Mrs Lee told the Law Society’s lawyers that she was merely giving a hand to Mr LKY and her husband Mr LHY as a family member regarding the will, and that it did not indicate that she was Mr LKY’s lawyer.
Mrs Lee, whom the tribunal found had drafted the final will and was instructed by Mr LKY to do so, had also given “untruthful reasons” for keeping the original copy of the final will in her office safe, said the tribunal.
The pair’s dishonesty was also, according to the tribunal, made more evident in Mr LHY’s public allegation against Ms Kwa in his Facebook posts, in which he said Ms Kwa had lied regarding not having drafted the final will.
Mr LHY had also notably removed Ms Kwa from the aforementioned email correspondence, and told Mr Lee that his wife’s law firm was able to deal with the will, according to the tribunal.
“Having procured the last will through these improper means, [they] then fabricated a series of lies and inaccuracies, to perpetuate the falsehoods that Ms Kwa Kim Li had been involved in the last will, and hide their own role in getting [Mr LKY] to sign the last will and their wrongdoings,” said the tribunal.
Mrs Lee’s case began when the Attorney-General’s Chambers (AGC) referred her to the Law Society for a possible professional misconduct case.
The AGC stated that Mrs Lee had prepared the last will of Mr LKY and had arranged for Mr LHY to execute it despite her husband being one beneficiaries. The last will resulted in Mr LHY’s share in the late Mr Lee’s estate being increased.
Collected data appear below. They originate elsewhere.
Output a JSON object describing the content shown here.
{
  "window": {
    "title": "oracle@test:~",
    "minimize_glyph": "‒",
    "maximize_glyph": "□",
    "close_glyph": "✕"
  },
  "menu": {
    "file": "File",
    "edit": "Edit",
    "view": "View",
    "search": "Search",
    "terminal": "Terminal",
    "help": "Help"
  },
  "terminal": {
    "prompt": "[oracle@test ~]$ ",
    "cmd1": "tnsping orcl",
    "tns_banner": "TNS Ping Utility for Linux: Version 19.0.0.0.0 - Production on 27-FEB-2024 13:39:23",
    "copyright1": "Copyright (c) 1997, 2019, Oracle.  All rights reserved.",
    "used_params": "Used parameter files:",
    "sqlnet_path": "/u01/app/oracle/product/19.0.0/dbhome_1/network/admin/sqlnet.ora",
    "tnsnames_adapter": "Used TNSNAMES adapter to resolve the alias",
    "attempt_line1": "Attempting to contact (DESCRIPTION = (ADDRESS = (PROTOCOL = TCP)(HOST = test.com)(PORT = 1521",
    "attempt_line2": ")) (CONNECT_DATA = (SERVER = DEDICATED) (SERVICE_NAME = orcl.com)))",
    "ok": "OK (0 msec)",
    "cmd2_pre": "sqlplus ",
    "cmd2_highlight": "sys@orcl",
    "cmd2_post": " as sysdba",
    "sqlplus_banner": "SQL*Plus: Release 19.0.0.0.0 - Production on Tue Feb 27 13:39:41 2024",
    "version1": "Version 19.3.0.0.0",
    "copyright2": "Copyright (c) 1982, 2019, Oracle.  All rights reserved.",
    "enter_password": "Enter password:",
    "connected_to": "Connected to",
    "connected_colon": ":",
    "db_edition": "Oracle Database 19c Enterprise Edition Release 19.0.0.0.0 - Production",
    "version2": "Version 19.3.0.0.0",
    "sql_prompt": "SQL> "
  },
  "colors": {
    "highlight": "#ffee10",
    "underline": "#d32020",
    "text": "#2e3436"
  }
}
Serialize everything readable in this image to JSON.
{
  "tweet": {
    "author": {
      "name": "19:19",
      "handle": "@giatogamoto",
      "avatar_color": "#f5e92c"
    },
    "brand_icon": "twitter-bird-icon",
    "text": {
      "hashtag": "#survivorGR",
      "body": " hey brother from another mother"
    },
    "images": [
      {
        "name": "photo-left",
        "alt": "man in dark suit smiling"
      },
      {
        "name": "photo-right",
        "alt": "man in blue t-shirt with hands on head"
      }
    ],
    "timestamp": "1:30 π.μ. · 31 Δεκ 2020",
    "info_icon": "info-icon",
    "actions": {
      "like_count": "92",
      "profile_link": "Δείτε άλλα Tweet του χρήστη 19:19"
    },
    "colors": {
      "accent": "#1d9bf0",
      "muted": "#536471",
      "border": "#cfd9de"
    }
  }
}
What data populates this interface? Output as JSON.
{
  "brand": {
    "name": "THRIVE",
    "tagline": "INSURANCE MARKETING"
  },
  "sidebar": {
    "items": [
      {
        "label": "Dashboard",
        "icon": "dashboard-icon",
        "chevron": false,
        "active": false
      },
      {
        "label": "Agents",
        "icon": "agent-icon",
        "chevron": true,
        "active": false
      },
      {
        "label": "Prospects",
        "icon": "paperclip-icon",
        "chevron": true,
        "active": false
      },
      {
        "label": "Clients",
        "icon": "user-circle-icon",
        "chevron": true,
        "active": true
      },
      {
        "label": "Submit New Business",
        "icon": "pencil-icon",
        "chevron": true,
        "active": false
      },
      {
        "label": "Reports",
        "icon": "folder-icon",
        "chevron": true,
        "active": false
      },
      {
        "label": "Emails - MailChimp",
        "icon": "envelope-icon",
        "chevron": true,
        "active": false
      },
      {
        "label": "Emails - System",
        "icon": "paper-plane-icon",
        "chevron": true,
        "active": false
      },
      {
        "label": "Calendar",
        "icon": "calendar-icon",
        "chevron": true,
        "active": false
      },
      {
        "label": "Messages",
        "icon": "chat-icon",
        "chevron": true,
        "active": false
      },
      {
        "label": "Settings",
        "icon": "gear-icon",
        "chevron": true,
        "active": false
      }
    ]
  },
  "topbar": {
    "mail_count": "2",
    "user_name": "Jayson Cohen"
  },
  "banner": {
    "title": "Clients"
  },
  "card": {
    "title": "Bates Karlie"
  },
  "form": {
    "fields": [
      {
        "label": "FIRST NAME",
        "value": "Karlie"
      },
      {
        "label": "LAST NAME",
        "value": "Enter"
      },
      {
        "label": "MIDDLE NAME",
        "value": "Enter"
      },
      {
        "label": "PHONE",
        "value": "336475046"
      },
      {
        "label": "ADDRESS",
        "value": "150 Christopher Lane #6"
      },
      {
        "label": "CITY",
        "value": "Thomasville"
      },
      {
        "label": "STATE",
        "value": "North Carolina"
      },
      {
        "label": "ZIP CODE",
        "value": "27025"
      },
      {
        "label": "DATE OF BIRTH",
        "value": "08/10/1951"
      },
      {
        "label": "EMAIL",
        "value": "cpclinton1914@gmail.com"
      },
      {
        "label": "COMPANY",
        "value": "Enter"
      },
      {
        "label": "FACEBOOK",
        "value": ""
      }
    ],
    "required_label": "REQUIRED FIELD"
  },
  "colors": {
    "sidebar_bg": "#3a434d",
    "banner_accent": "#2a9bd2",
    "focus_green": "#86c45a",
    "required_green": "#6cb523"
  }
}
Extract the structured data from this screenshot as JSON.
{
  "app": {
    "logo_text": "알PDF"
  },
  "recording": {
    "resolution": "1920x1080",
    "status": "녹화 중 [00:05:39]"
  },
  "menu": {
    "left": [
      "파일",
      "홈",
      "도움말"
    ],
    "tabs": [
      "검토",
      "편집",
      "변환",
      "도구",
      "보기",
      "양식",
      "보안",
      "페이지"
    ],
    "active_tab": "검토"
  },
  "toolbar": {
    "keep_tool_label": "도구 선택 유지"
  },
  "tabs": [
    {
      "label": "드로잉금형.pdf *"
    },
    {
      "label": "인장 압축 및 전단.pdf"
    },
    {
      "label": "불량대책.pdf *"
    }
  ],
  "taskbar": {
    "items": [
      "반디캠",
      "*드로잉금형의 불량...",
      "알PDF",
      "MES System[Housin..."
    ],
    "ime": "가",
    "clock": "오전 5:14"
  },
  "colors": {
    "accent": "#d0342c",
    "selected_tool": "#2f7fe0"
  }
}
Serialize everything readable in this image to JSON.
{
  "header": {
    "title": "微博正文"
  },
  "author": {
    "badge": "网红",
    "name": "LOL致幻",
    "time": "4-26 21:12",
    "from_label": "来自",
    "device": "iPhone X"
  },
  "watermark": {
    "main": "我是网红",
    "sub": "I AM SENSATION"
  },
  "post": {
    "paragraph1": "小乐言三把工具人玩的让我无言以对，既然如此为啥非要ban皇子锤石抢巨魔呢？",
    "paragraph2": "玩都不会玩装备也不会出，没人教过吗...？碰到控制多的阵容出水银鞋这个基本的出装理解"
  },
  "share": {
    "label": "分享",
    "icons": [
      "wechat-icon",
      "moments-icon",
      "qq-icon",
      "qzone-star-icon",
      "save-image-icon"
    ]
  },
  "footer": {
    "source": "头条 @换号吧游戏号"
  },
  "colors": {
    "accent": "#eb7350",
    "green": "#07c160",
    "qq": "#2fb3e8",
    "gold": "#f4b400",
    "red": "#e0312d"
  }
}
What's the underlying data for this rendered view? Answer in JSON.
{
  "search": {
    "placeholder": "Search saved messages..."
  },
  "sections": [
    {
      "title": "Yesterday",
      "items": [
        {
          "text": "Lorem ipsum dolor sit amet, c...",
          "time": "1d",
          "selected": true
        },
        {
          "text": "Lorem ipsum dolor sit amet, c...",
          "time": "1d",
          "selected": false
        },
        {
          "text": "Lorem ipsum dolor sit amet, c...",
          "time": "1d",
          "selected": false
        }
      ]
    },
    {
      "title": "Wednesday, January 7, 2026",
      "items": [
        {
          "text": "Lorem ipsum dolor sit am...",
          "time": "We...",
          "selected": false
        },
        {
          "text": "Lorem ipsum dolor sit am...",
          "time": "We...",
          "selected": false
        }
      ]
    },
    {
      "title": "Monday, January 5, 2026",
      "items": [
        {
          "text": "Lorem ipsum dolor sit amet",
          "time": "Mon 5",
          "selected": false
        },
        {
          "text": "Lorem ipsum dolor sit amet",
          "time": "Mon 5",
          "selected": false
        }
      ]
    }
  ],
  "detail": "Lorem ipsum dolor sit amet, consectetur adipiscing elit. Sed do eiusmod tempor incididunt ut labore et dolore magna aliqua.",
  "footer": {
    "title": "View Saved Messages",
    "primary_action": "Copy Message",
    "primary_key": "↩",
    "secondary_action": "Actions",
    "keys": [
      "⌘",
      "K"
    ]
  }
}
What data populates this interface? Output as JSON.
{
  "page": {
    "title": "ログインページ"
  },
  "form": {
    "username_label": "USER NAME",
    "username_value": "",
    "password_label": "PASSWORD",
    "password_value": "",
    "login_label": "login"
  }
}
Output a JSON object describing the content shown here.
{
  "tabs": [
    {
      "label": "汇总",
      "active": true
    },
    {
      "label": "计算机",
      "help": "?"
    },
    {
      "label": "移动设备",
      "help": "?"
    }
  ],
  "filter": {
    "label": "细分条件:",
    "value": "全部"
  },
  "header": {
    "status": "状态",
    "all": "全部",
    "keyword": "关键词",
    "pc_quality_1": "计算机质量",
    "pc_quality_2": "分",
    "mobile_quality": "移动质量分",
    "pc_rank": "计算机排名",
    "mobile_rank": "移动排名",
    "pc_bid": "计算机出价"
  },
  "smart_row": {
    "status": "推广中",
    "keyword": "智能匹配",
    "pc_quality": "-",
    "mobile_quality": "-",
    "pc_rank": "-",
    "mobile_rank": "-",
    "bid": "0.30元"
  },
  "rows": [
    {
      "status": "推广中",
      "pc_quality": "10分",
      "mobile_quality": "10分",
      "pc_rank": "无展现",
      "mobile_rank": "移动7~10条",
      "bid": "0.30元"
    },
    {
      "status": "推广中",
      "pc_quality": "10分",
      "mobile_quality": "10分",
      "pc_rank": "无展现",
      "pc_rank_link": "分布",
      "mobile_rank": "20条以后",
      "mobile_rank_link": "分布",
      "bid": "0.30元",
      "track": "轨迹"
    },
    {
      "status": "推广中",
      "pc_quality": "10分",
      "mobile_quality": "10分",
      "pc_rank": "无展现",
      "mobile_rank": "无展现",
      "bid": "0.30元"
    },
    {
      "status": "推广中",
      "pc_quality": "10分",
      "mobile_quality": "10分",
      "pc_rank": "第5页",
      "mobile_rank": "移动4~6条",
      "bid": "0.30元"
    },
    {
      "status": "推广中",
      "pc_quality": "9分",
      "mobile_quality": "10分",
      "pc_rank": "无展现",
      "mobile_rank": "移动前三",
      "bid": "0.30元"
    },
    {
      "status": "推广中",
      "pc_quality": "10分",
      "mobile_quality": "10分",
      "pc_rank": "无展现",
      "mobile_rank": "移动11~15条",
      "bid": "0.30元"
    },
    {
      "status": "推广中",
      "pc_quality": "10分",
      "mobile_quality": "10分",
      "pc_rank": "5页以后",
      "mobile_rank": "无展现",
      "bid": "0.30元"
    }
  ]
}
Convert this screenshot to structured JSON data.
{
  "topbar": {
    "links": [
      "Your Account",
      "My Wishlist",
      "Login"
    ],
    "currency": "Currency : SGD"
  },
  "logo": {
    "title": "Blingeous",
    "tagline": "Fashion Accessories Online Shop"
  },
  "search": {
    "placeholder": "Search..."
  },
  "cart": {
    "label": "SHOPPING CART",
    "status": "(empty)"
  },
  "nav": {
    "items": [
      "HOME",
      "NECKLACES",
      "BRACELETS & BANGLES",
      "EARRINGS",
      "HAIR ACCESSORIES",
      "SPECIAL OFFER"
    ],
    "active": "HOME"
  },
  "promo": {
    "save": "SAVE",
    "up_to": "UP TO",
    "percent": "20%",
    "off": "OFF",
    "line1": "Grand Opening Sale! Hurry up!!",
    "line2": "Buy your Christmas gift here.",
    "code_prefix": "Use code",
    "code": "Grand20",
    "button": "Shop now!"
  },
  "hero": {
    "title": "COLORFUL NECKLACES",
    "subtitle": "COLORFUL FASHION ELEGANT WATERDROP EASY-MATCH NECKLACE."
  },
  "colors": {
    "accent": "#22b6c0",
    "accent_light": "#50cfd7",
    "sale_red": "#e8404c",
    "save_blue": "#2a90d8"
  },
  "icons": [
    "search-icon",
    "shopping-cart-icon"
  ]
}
AGC’s complaint followed the debate held in Parliament in 2017 in which Prime Minister Lee Hsien Loong — the brother of Mr LHY and Dr Lee Wei Ling, also one of the executors of the will — denied allegations put forth by his siblings in a public statement.
The will that took effect in 2015 was not contested by PM Lee.
The AGC said it had written to Mrs Lee several times to seek her explanation on her involvement in preparing the last will, but Mrs Lee did not answer its questions.
Mr LHY in a Facebook post yesterday (23 Feb) shared Mrs Lee’s comments regarding the tribunal’s report.
Mrs Lee said: “I disagree with the Disciplinary Tribunal’s report and will fight this strongly when it is heard in open court.”
“Any member of the public can obtain the entire record of the closed-door proceedings of the Tribunal from the Law Society. I urge the public to look at these and come to their own independent conclusions,” she added.
Mrs Lee’s case will now be referred to the Court of Three Judges, which is Singapore’s apex disciplinary body in dealing with lawyers’ misconduct.
The lawyer may face a fine, or be suspended or disbarred from her profession.